After our amazing meal and conversation, we got back on the moped and went across town to a well-known independent record store called “Fu Sheng Chang Pian” or “Free Sound Records” in English. It’s an independent record store and Will suggested that it would be a good place for me to pick up some music by female artists here in Beijing to help direct my research (see this post for more information about my research here). The people in the store were really helpful and I came away with three new CDs for the low price of 30 kuai each (or $4.33 Canadian — how do musicians earn a living at that price?) All three of the artists are female, independent, Beijing-based songwriters and I believe they all play instruments too (besides their voices). I’m looking forward to listening to them.

I waited around for Will to be done with his tasks because I was secretly hoping I’d get one more ride on the moped. I honestly fell in love with that moped yesterday and I think I may have to negotiate an open relationship with my bicycle! Otherwise, I’m two-timing my bike and I am not the type to keep those kinds of secrets . . . !

We were standing on the sidewalk outside of the record store when he offered to drop me off at the subway station where I was meeting my friend Sarah for yet another mission to the arts district of Beijing called “Da Shan Zi” (more on this soon). I eagerly accepted his offer – maybe too eagerly – and I noticed my childlike exuberance flash back at me from my reflection in the record store window. Just a split-second sparkle that caught my eye before putting on my helmet and hopping on the back of Will’s moped for my final ride of the day.

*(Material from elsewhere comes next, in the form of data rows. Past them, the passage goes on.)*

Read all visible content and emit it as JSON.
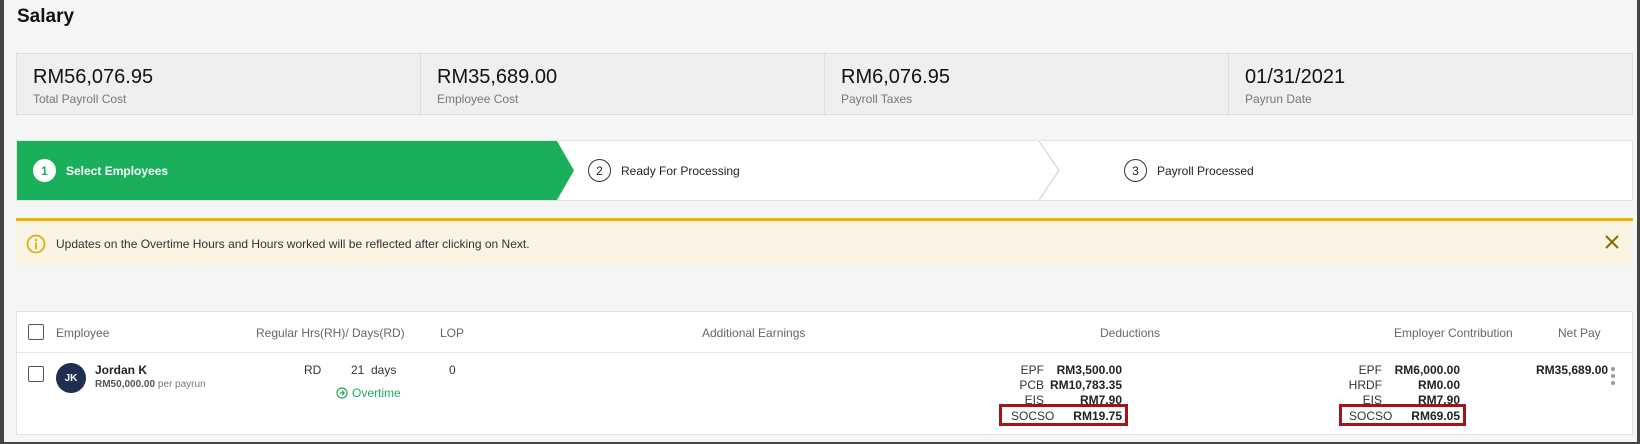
{
  "page": {
    "title": "Salary"
  },
  "stats": [
    {
      "value": "RM56,076.95",
      "label": "Total Payroll Cost"
    },
    {
      "value": "RM35,689.00",
      "label": "Employee Cost"
    },
    {
      "value": "RM6,076.95",
      "label": "Payroll Taxes"
    },
    {
      "value": "01/31/2021",
      "label": "Payrun Date"
    }
  ],
  "stepper": {
    "steps": [
      {
        "number": "1",
        "label": "Select Employees",
        "active": true
      },
      {
        "number": "2",
        "label": "Ready For Processing",
        "active": false
      },
      {
        "number": "3",
        "label": "Payroll Processed",
        "active": false
      }
    ]
  },
  "alert": {
    "text": "Updates on the Overtime Hours and Hours worked will be reflected after clicking on Next.",
    "icon": "info-icon",
    "close_icon": "close-icon"
  },
  "table": {
    "headers": {
      "employee": "Employee",
      "regular_hrs": "Regular Hrs(RH)/ Days(RD)",
      "lop": "LOP",
      "additional_earnings": "Additional Earnings",
      "deductions": "Deductions",
      "employer_contribution": "Employer Contribution",
      "net_pay": "Net Pay"
    },
    "rows": [
      {
        "initials": "JK",
        "name": "Jordan K",
        "salary": "RM50,000.00",
        "salary_suffix": "per payrun",
        "rd_label": "RD",
        "days": "21",
        "days_unit": "days",
        "overtime": "Overtime",
        "lop": "0",
        "deductions": [
          {
            "label": "EPF",
            "value": "RM3,500.00"
          },
          {
            "label": "PCB",
            "value": "RM10,783.35"
          },
          {
            "label": "EIS",
            "value": "RM7.90"
          },
          {
            "label": "SOCSO",
            "value": "RM19.75"
          }
        ],
        "employer_contribution": [
          {
            "label": "EPF",
            "value": "RM6,000.00"
          },
          {
            "label": "HRDF",
            "value": "RM0.00"
          },
          {
            "label": "EIS",
            "value": "RM7.90"
          },
          {
            "label": "SOCSO",
            "value": "RM69.05"
          }
        ],
        "net_pay": "RM35,689.00"
      }
    ]
  },
  "colors": {
    "accent_green": "#1baf5b",
    "alert_border": "#f0b400",
    "alert_bg": "#f8f3e2",
    "highlight_red": "#a5121a",
    "avatar_navy": "#1e2f52"
  }
}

Swerving, twisting, between cars, around bicycles, passing congestion and capturing open spaces like prizes, we motored through the cityscape like it was maze and we had the map. Once again: delight. The sun on my back, the wind in my hair, my smile peering over his left shoulder.

I gotta get me one of these!

(Okay, well maybe not. But if I lived here permanently, I’d seriously consider it!)